Wie gefährlich ist es, wenn eine starke Partei so extreme Tendenzen aufweist?
Es ist eine grosse Gefahr. Mit hohen Zustimmungswerten könnte es dazu kommen, dass die AfD in Parlamenten stark vertreten ist. Damit sitzt sie am Schalthebel. Wie gesagt ist das Gedankengut rassistisch, nationalistisch, auch antisemitisch. Das führt dazu, dass sich Tendenzen abzeichnen könnten, die entgegen der freiheitlich-demokratischen Grundordnung wären.
Der deutsche Bundeskanzler Olaf Scholz sagte, wer fordere, dass Personen mit Migrationsgeschichte das Land verlassen müssten, sei ein Fall für den Verfassungsschutz. Ist Deutschland gegen diese Art von Extremismus gewappnet?
Deutschland hat gute Möglichkeiten, sich dagegen zu wehren. Deutschland ist eine sogenannte wehrhafte Demokratie. Ich glaube, dass wir eine gute Zivilgesellschaft haben. Die Mehrheit der deutschen Bevölkerung wählt bei entsprechenden Wahlen demokratisch. Trotzdem darf man das Problem nicht kleinreden.
Ein Verbot der AfD hätte im finanziellen Bereich Vorteile.
Nach dem Geheimtreffen wird in Deutschland erneut diskutiert, die AfD wegen der rechtsextremen Tendenzen zu verbieten. Wie realistisch ist das?

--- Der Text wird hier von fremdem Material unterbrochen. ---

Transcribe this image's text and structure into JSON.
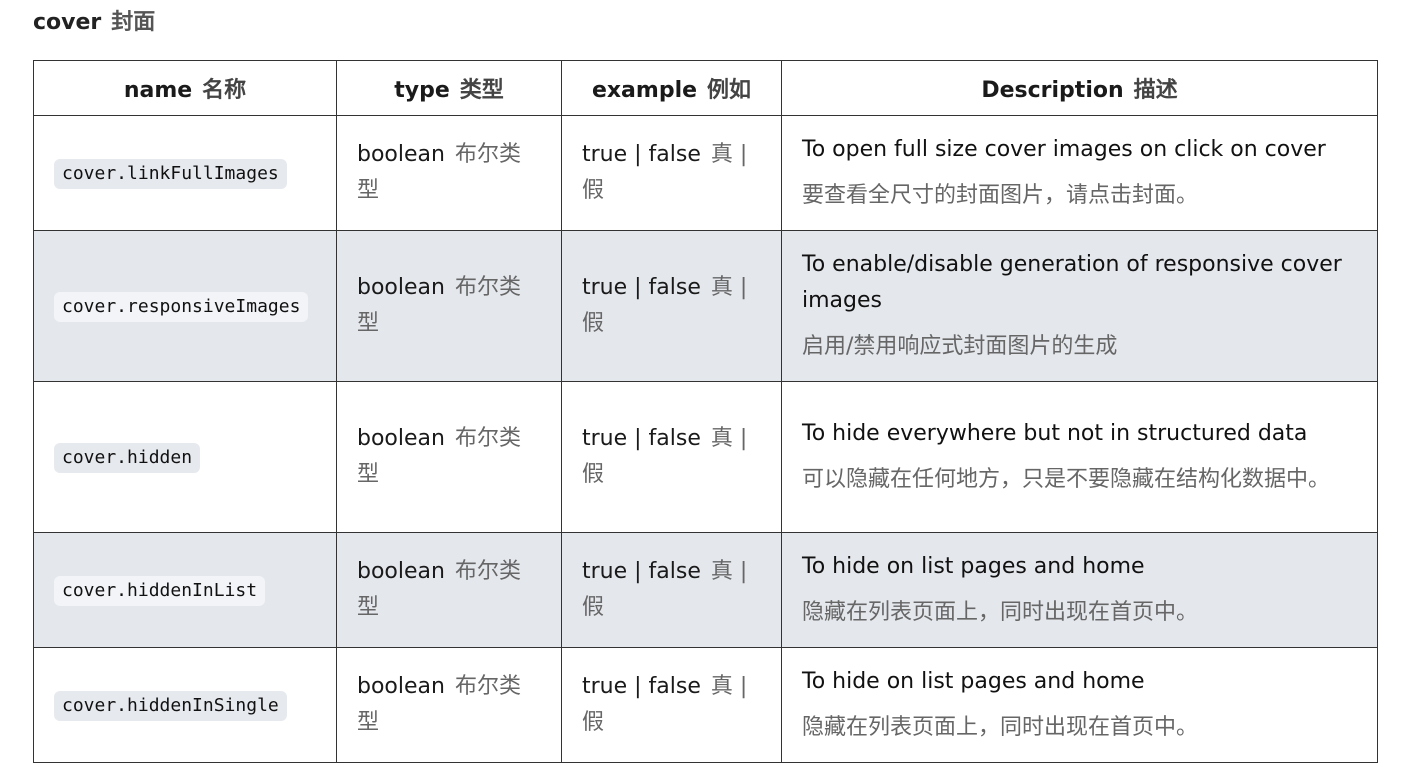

Je mehr Beweise hervorgebracht werden, dass die AfD in vielen Stellen rechtsextremistisch, rassistisch usw. aufgestellt ist, desto wahrscheinlicher wäre, dass ein Parteiverbotsverfahren durchkommt. Allerdings muss ich darauf verweisen, dass solch ein Verfahren wahrscheinlich mehrere Jahre dauern würde.
Es gibt aber Politikerinnen und Politiker, die sagen, ein Verbot der AfD wäre ein Fehler. Wie schätzen Sie das ein?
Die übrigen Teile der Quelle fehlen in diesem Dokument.